Genentech’s Heinrich Jasper knew from previous work that aging flies experience a big uptick in inflammation. In the gut, for instance, there’s an accumulation of epithelial damage caused by bacterial dysbiosis—a perturbation of the commensal microbiota as it changes with age—that leads to the release of inflammatory cytokines and could be connected to neurodegeneration, he explains. A 2018 study from Grunwald Kadow’s group, showing, among other things, that fruit flies lose their sense of smell with age, seemed like a good system for Jasper’s group to use to test whether or not age-related inflammation in the intestine affects the brain.
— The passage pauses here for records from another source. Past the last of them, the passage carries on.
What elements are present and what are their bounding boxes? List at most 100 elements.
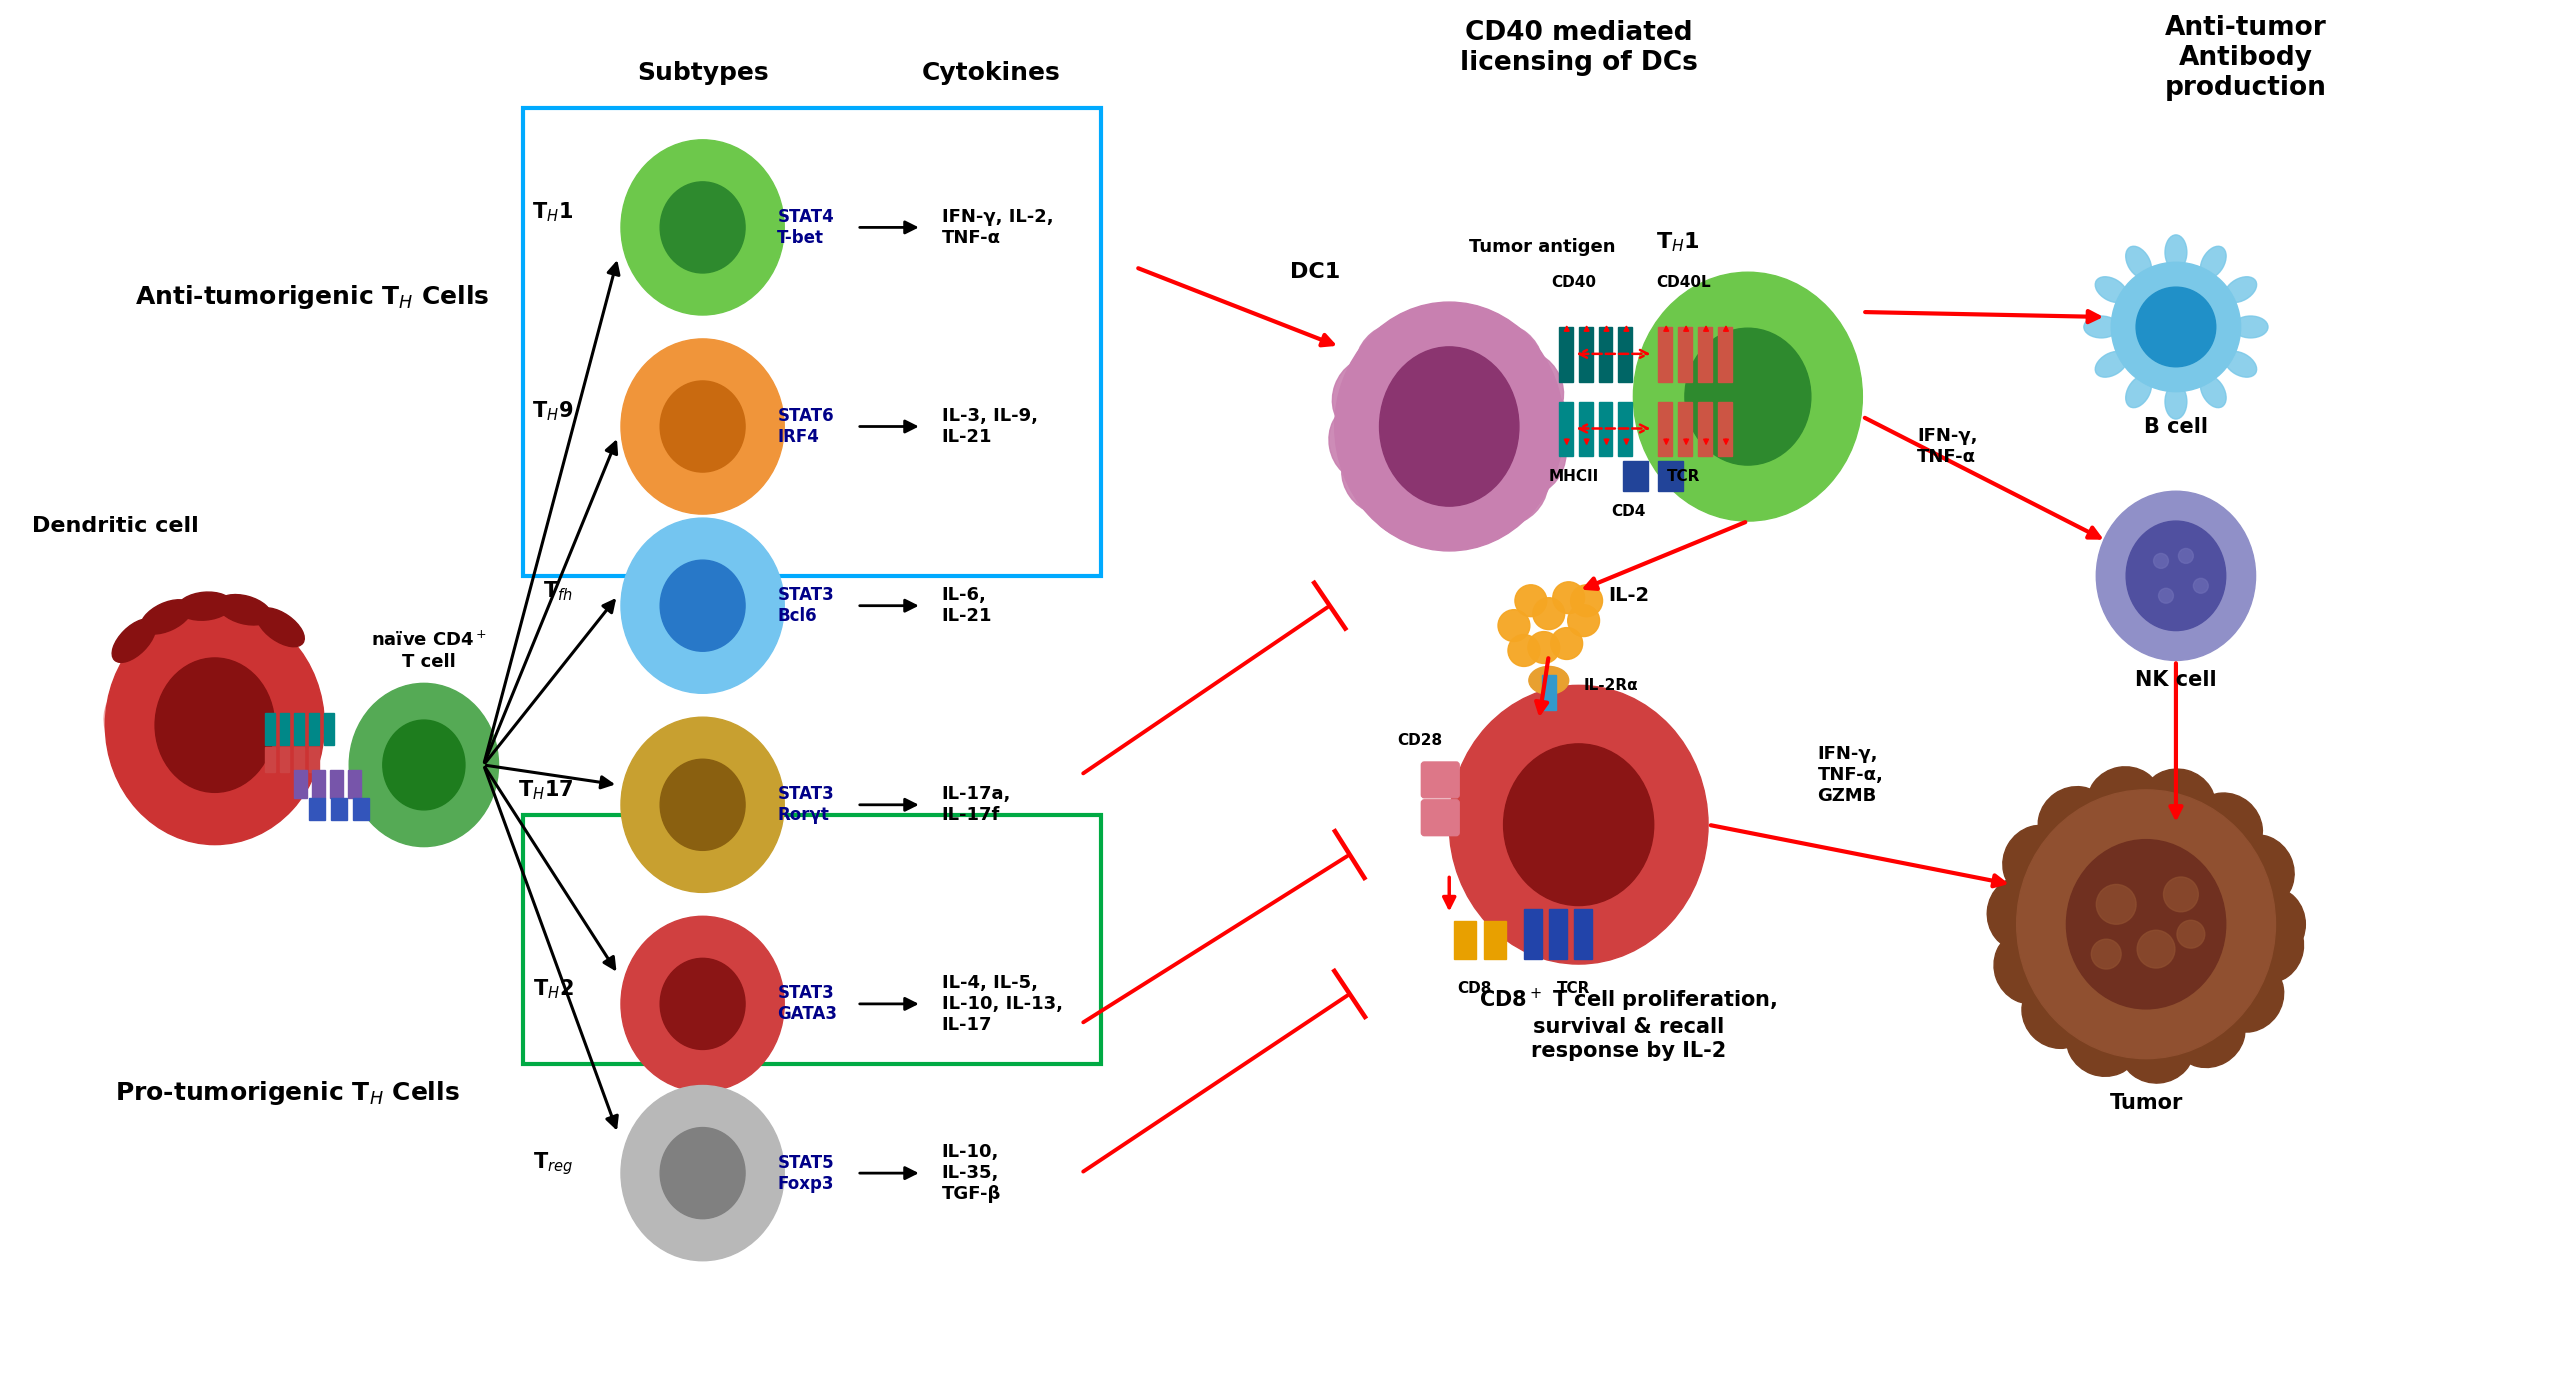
Ellipse shape [1515,584,1546,616]
Bar [279,714,289,745]
Bar [1658,402,1671,457]
Text: IL-10,
IL-35,
TGF-β: IL-10, IL-35, TGF-β [942,1144,1001,1203]
Ellipse shape [1336,302,1564,551]
Bar [330,798,348,820]
Ellipse shape [348,683,499,847]
Bar [264,714,274,745]
Ellipse shape [2224,276,2257,302]
Bar [1558,327,1574,382]
Text: T$_H$17: T$_H$17 [517,778,573,802]
Ellipse shape [2237,887,2306,961]
FancyBboxPatch shape [1420,762,1459,798]
Ellipse shape [1328,407,1384,478]
Ellipse shape [177,593,233,620]
Ellipse shape [2096,352,2127,377]
Text: Cytokines: Cytokines [921,60,1059,85]
Text: CD8$^+$ T cell proliferation,
survival & recall
response by IL-2: CD8$^+$ T cell proliferation, survival &… [1479,987,1779,1060]
Bar [353,798,368,820]
Ellipse shape [2068,1006,2139,1077]
Ellipse shape [1528,667,1569,694]
Text: T$_H$1: T$_H$1 [1656,231,1699,254]
Text: T$_H$1: T$_H$1 [532,201,573,224]
Text: STAT3
Bcl6: STAT3 Bcl6 [778,586,834,626]
Ellipse shape [2224,835,2295,909]
Ellipse shape [1448,685,1707,964]
Ellipse shape [1497,609,1530,642]
Ellipse shape [1369,478,1436,538]
Text: TCR: TCR [1666,469,1699,484]
Bar [310,747,320,771]
Ellipse shape [218,594,271,626]
Bar [1679,327,1691,382]
Ellipse shape [2022,976,2093,1048]
Bar [1599,327,1612,382]
Ellipse shape [1505,744,1653,906]
Ellipse shape [2037,786,2111,858]
FancyBboxPatch shape [1420,800,1459,836]
Ellipse shape [2111,263,2242,392]
Ellipse shape [1533,598,1564,630]
Text: Anti-tumor
Antibody
production: Anti-tumor Antibody production [2165,15,2326,102]
Ellipse shape [264,697,320,767]
Ellipse shape [2162,877,2198,912]
Ellipse shape [2234,316,2267,338]
Ellipse shape [105,606,325,844]
Text: MHCII: MHCII [1548,469,1599,484]
Ellipse shape [2016,789,2275,1059]
Ellipse shape [2137,287,2216,367]
Ellipse shape [1446,487,1517,543]
Text: Tumor: Tumor [2109,1093,2183,1114]
Bar [330,770,343,798]
Text: TCR: TCR [1556,982,1589,997]
Bar [1484,921,1507,960]
Ellipse shape [123,720,182,788]
Ellipse shape [1333,359,1390,429]
Ellipse shape [1993,930,2065,1004]
Bar [1679,402,1691,457]
Ellipse shape [2137,931,2175,968]
Text: IL-3, IL-9,
IL-21: IL-3, IL-9, IL-21 [942,407,1036,446]
Text: IL-6,
IL-21: IL-6, IL-21 [942,586,993,626]
Text: Pro-tumorigenic T$_H$ Cells: Pro-tumorigenic T$_H$ Cells [115,1079,461,1107]
Bar [279,747,289,771]
Ellipse shape [2178,549,2193,564]
Ellipse shape [2173,997,2244,1067]
Ellipse shape [2165,384,2188,419]
Bar [1558,402,1574,457]
Bar [1543,675,1556,711]
Ellipse shape [105,683,159,752]
Ellipse shape [251,738,310,804]
FancyBboxPatch shape [525,815,1100,1064]
Ellipse shape [1551,627,1581,660]
Bar [1579,402,1592,457]
Ellipse shape [2157,588,2173,604]
Ellipse shape [660,381,745,472]
Ellipse shape [660,958,745,1049]
Bar [294,770,307,798]
Bar [1574,909,1592,960]
Ellipse shape [2214,960,2283,1033]
Ellipse shape [1571,584,1602,616]
Bar [310,798,325,820]
Ellipse shape [660,1128,745,1218]
Ellipse shape [141,600,192,634]
Ellipse shape [1477,323,1543,385]
Ellipse shape [622,916,783,1092]
Ellipse shape [174,770,243,825]
Ellipse shape [622,140,783,315]
Ellipse shape [660,560,745,652]
Ellipse shape [1356,323,1420,385]
Bar [1617,327,1633,382]
Ellipse shape [1528,631,1561,663]
Ellipse shape [1510,424,1566,494]
Ellipse shape [1341,447,1402,514]
Ellipse shape [113,619,156,663]
Text: IFN-γ,
TNF-α: IFN-γ, TNF-α [1917,428,1978,466]
Ellipse shape [2091,939,2121,969]
Text: STAT4
T-bet: STAT4 T-bet [778,208,834,246]
Ellipse shape [1988,876,2057,950]
Bar [294,714,305,745]
Text: T$_H$2: T$_H$2 [532,978,573,1001]
Text: CD40: CD40 [1551,275,1597,290]
Bar [1699,327,1712,382]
Plus, previous work had shown that the loss of smelling ability can be an early sign of neurodegeneration in people.
Jasper and colleagues started by reproducing the published findings and confirmed that olfactory perception in the fly declines with age. Then, they asked whether perturbing inflammatory processes in the intestinal epithelium would be sufficient to induce that change in young flies.
In the young animals, this is a protective mechanism . . . that allows them to basically avoid the food that is laced with these bacteria.—Heinrich Jasper, Genetech
The researchers gave young flies a choice between regular food and food containing a nonlethal intestinal pathogen (Erwinia carotovora carotovora 15). The animals chose the bacteria-laced food, unless they’d been previously infected with the microbe, in which case they showed a strong preference for the normal food. They determined that after infection, the flies were less adept at detecting both attractive and aversive odors, indicating that the change in preference for the bacteria-laced food was due to a transient decrease in olfaction.
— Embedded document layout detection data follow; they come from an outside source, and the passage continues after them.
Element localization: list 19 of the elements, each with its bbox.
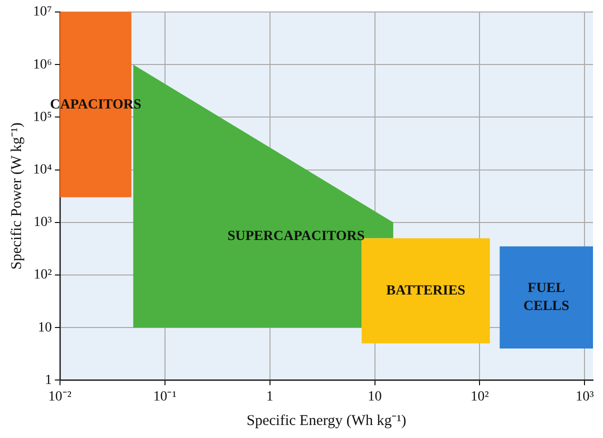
- y-tick-label: 10⁴: [32, 162, 52, 178]
- x-tick-label: 10³: [576, 389, 594, 404]
- y-tick-label: 10³: [34, 215, 52, 230]
- series-label: FUEL CELLS: [523, 281, 570, 314]
- x-tick-label: 10: [368, 389, 382, 404]
- y-axis-title: Specific Power (W kg⁻¹): [8, 122, 25, 270]
- x-tick-label: 10⁻²: [48, 389, 72, 404]
- x-axis-title: Specific Energy (Wh kg⁻¹): [246, 412, 406, 429]
- series-label: BATTERIES: [386, 283, 466, 298]
- y-tick-label: 10⁷: [32, 4, 52, 20]
- y-tick-label: 10⁵: [32, 110, 52, 125]
- y-tick-label: 10²: [34, 268, 52, 283]
- y-tick-label: 10⁶: [32, 57, 52, 72]
- x-tick-label: 10²: [470, 389, 489, 404]
- y-tick-label: 1: [44, 372, 52, 388]
- x-tick-label: 10⁻¹: [153, 389, 176, 404]
- series-label: SUPERCAPACITORS: [227, 229, 365, 244]
- y-tick-label: 10: [38, 320, 52, 336]
- x-tick-label: 1: [266, 389, 274, 404]
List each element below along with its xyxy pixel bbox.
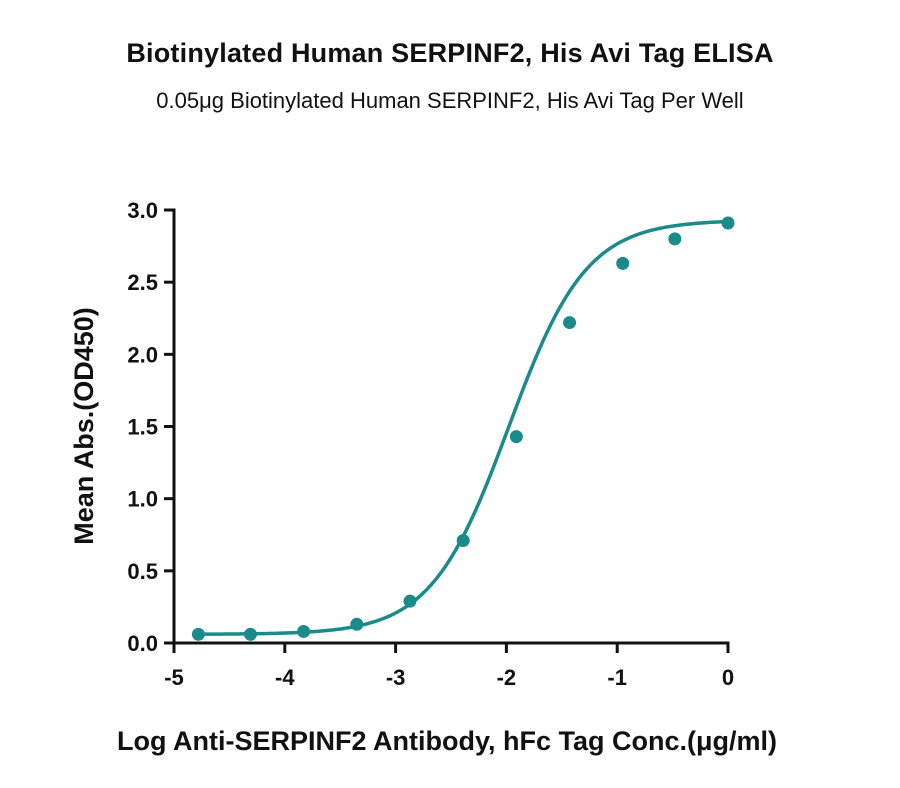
data-point <box>297 624 311 638</box>
data-point <box>509 430 523 444</box>
y-tick-label: 1.0 <box>127 487 158 512</box>
data-point <box>616 256 630 270</box>
fit-curve <box>198 219 729 636</box>
fit-curve-layer <box>198 219 729 636</box>
data-points-layer <box>191 216 735 641</box>
data-point <box>350 617 364 631</box>
y-tick-label: 1.5 <box>127 415 158 440</box>
x-tick-label: -4 <box>275 665 295 690</box>
y-tick-label: 0.0 <box>127 631 158 656</box>
chart-title: Biotinylated Human SERPINF2, His Avi Tag… <box>126 38 774 68</box>
data-point <box>563 316 577 330</box>
y-tick-label: 3.0 <box>127 198 158 223</box>
axis-labels-layer: Log Anti-SERPINF2 Antibody, hFc Tag Conc… <box>69 307 777 756</box>
y-tick-label: 0.5 <box>127 559 158 584</box>
data-point <box>668 232 682 246</box>
x-tick-label: -2 <box>497 665 517 690</box>
data-point <box>243 627 257 641</box>
x-tick-label: -1 <box>607 665 627 690</box>
data-point <box>403 594 417 608</box>
x-tick-label: 0 <box>722 665 734 690</box>
x-tick-label: -5 <box>164 665 184 690</box>
axes: 0.0 0.5 1.0 1.5 2.0 2.5 3.0 -5 -4 -3 -2 -1 0 <box>127 198 734 690</box>
x-axis-title: Log Anti-SERPINF2 Antibody, hFc Tag Conc… <box>117 726 777 756</box>
y-tick-label: 2.5 <box>127 270 158 295</box>
data-point <box>456 534 470 548</box>
x-tick-label: -3 <box>386 665 406 690</box>
data-point <box>721 216 735 230</box>
y-tick-label: 2.0 <box>127 342 158 367</box>
y-axis-title: Mean Abs.(OD450) <box>69 307 99 545</box>
chart-subtitle: 0.05μg Biotinylated Human SERPINF2, His … <box>156 88 744 113</box>
data-point <box>191 627 205 641</box>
“We realized pretty quickly that this decline or this change in olfactory perception must also be an adaptive process in young animals, where intestinal inflammation occurs naturally after ingestion of enteropathogens,” Jasper says.
Once the team figured out which cytokines were released by the infected guts, they could guess which pathways might be influenced. One prime candidate was the JAK-STAT signaling pathway, known for transmitting signals between cells, such as those from cytokines, to control downstream gene expression in a variety of contexts, including cell proliferation and inflammation. Many aspects of the pathway are functionally conserved between Drosophila and mammals. When they looked, the researchers found that the shift in olfaction is facilitated by increased JAK-STAT signaling triggered by inflammatory cytokines from the gut after bacterial infection.
In this case, glial cells in the olfactory bulb, but not neurons, activated STAT, causing a shift in the expression of genes involved in lactate metabolism, the authors showed. The glia typically serve as metabolic support for neurons, ensuring that neurons have the molecules they need to function. There is “a transient shutdown of the lactate shuttle and an accumulation of lipids in the glia,” thereby impeding olfaction, but that gets restored once the inflammation recedes, Jasper explains.
“Olfactory research is very welcome because it reveals a little bit more of how we construct our reality and how, in many cases, pathological conditions distort that reality,” Edgar Soria-Gómez, a neuroscientist at the University of the Basque Country in Spain who was not involved in the work, writes in an email to The Scientist. Another next step would be to explore whether similar pathways are activated during viral infections or infections with other species of bacteria, he adds. “In any case, these results beautifully highlight the intense interconnection between different body systems.”
Parallel pathways in aging
Jasper’s team found that age-related inflammation in the intestine also sets off the same JAK-STAT pathway from gut to glia, leading to permanent changes in olfaction in aging flies.
“In the young animals, this is a protective mechanism . . . that allows them to basically avoid the food that is laced with these bacteria,” says Jasper. But in aging, as microbial dysbiosis sets in, there is “a chronic inflammatory response of the epithelium in old flies, which then leads to chronic release of these inflammatory cytokines, [and] chronic activation of JAK-STAT signaling in the glia,” he explains.
One of the open questions, according to Grunwald Kadow, is how conserved the pathway is in other animals and how inflammation connects to neurodegeneration—one of Jasper’s original questions. “If it’s true in the fly that having [a certain] microbiome triggers similar mechanisms as aging,” she says, “would that be also maybe an explanation why some people come down with neurodegenerative diseases earlier than others?”
Correction (July 22): The story has been updated to state that the lactate shuttle is upregulated, not shutdown as originally written. The Scientist regrets the error.